Mass spectrometry is a standard method for the sequence determination of peptides, and is of particular use when dealing either with mixtures of peptides, or with post-translationally modified peptides. The MS methods used include (i) standard positive ion spectra (determined by FAB and other ionization techniques), (ii) linked scanning including MS/MS and MS/MS/MS, and (iii) manual Edman degradation using MS to determine the mass of the residual peptide. We have found it difficult to distinguish between isomeric Leu and Ile using these techniques. Biemann^l has used side chain fragmentation to differentiate between these residues in some circumstances, but we have little success with this approach in our studies.

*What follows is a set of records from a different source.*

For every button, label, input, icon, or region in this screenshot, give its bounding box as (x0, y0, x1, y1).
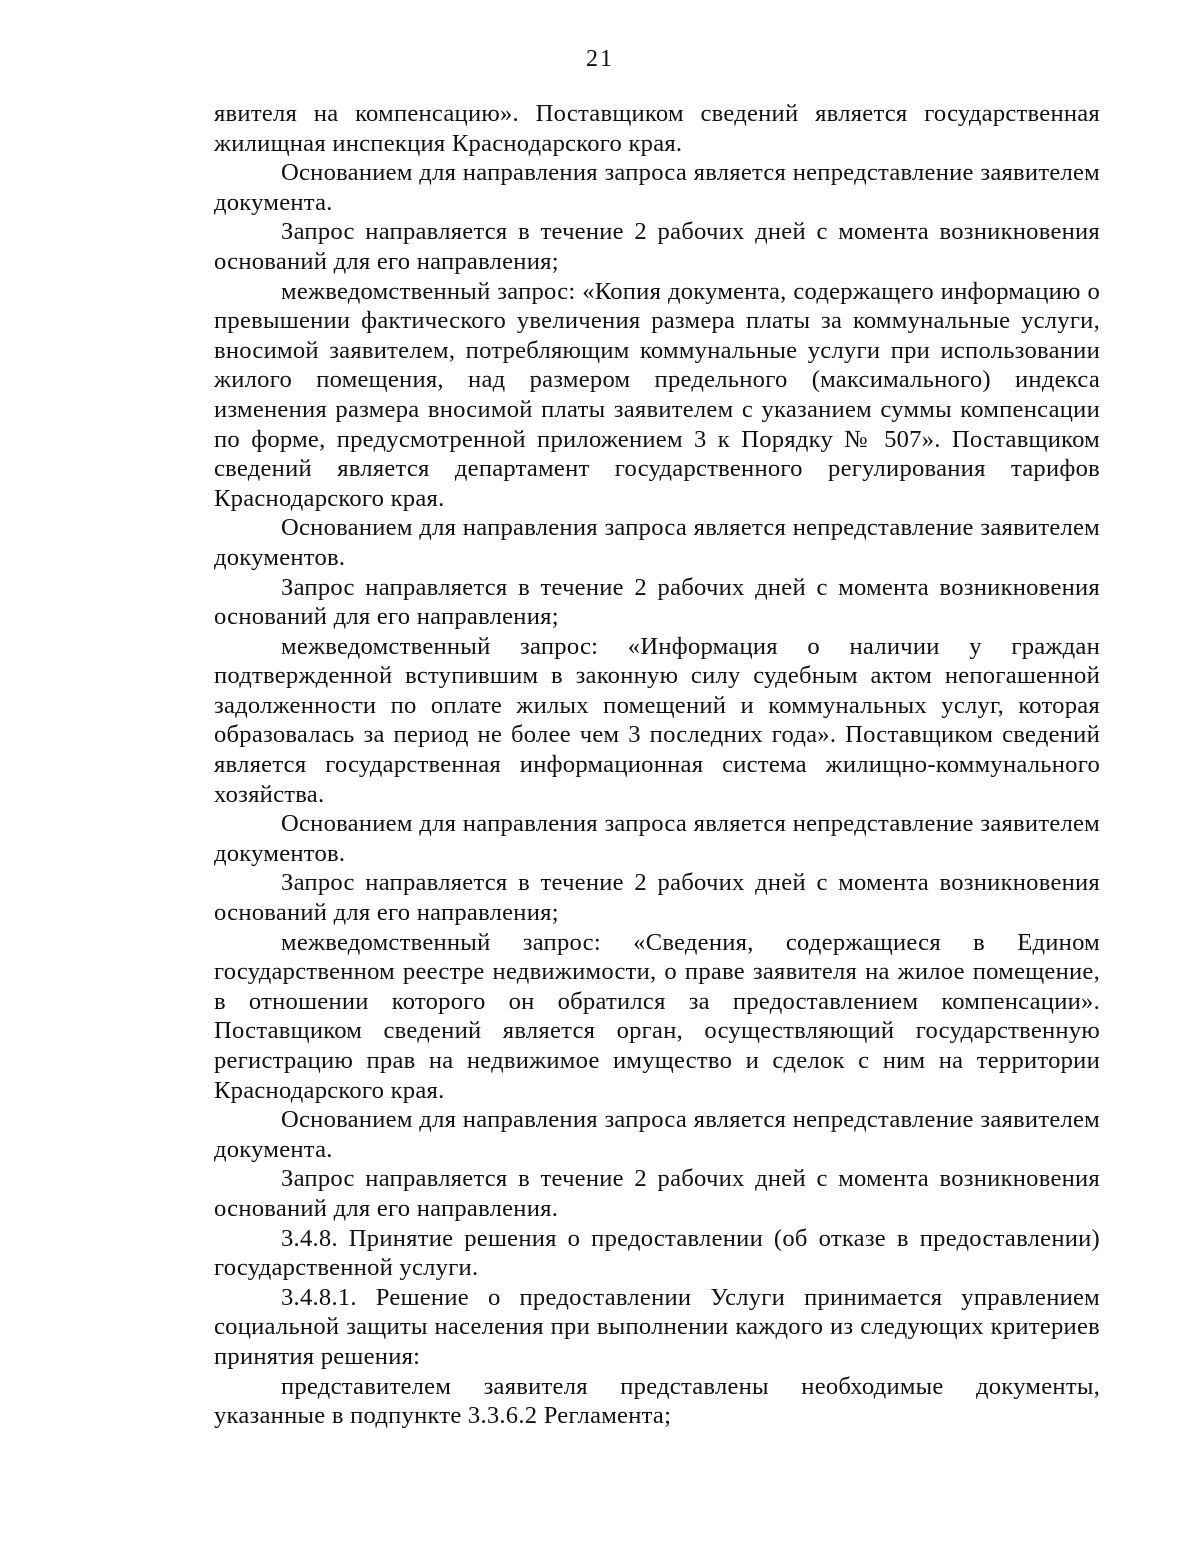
paragraph: межведомственный запрос: «Информация о наличии у граждан подтвержденной вступившим в законную силу судебным актом непогашенной задолженности по оплате жилых помещений и коммунальных услуг, которая образовалась за период не более чем 3 последних года». Поставщиком сведений является государственная информационная система жилищно-коммунального хозяйства. (214, 632, 1100, 808)
paragraph: Основанием для направления запроса является непредставление заявителем документов. (214, 810, 1100, 867)
paragraph: 3.4.8.1. Решение о предоставлении Услуги принимается управлением социальной защиты населения при выполнении каждого из следующих критериев принятия решения: (214, 1283, 1100, 1370)
paragraph: Основанием для направления запроса является непредставление заявителем документа. (214, 1106, 1100, 1163)
paragraph: Основанием для направления запроса является непредставление заявителем документа. (214, 159, 1100, 216)
page-number: 21 (586, 46, 614, 72)
paragraph: Основанием для направления запроса является непредставление заявителем документов. (214, 514, 1100, 571)
paragraph: Запрос направляется в течение 2 рабочих дней с момента возникновения оснований для его направления; (214, 573, 1100, 631)
paragraph: 3.4.8. Принятие решения о предоставлении (об отказе в предоставлении) государственной услуги. (214, 1224, 1100, 1282)
paragraph: межведомственный запрос: «Копия документа, содержащего информацию о превышении фактического увеличения размера платы за коммунальные услуги, вносимой заявителем, потребляющим коммунальные услуги при использовании жилого помещения, над размером предельного (максимального) индекса изменения размера вносимой платы заявителем с указанием суммы компенсации по форме, предусмотренной приложением 3 к Порядку № 507». Поставщиком сведений является департамент государственного регулирования тарифов Краснодарского края. (214, 277, 1100, 512)
document-body (214, 99, 1100, 1431)
paragraph: Запрос направляется в течение 2 рабочих дней с момента возникновения оснований для его направления; (214, 218, 1100, 275)
paragraph: Запрос направляется в течение 2 рабочих дней с момента возникновения оснований для его направления; (214, 869, 1100, 927)
paragraph: межведомственный запрос: «Сведения, содержащиеся в Едином государственном реестре недвижимости, о праве заявителя на жилое помещение, в отношении которого он обратился за предоставлением компенсации». Поставщиком сведений является орган, осуществляющий государственную регистрацию прав на недвижимое имущество и сделок с ним на территории Краснодарского края. (214, 928, 1100, 1104)
paragraph: представителем заявителя представлены необходимые документы, указанные в подпункте 3.3.6.2 Регламента; (214, 1372, 1100, 1430)
paragraph: явителя на компенсацию». Поставщиком сведений является государственная жилищная инспекция Краснодарского края. (214, 100, 1100, 157)
paragraph: Запрос направляется в течение 2 рабочих дней с момента возникновения оснований для его направления. (214, 1165, 1100, 1222)
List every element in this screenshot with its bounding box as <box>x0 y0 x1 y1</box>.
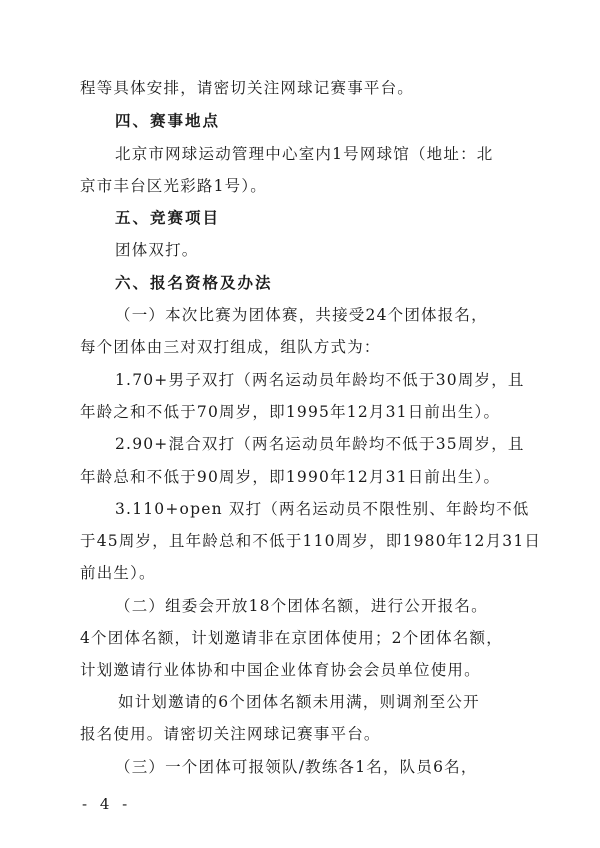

An alternative approach is to use manual/MS Edman degradation, but to apply MS to identify the phenylthiohydantoin amino acid derivative formed during the Edman process, rather than the mass of the residual peptide. This has been done previously using positive ion mass spectrometry.²

Our current interests include the study of negative ion mass spectrometry. Thus we have determined the HO^- chemical ion negative ion mass spectra of all of the phenylthiohydantoin amino acids: they all show diagnostic spectra. In particular, Leu and Ile are readily differentiated by this technique. The technique has been tested on standard peptides: we can now routinely differentiate Leu and Ile residues with the manual Edman/MS technique using 10µg of material.

1. R.S.Johnson, S.A.Martill and K. Biemann, Int. J. Mass Spectrom. Ion Processes, 1988, 86, 137; K. Biemann, Methods Enzymol. 1990, 193, 455, and references cited therein.
2. B.C.Pramanik, S.M.Hilton, D.S.Millington, T.A.Dourdeville and C.A.Slaughter, Anal. Biochem., 1988, 175, 305.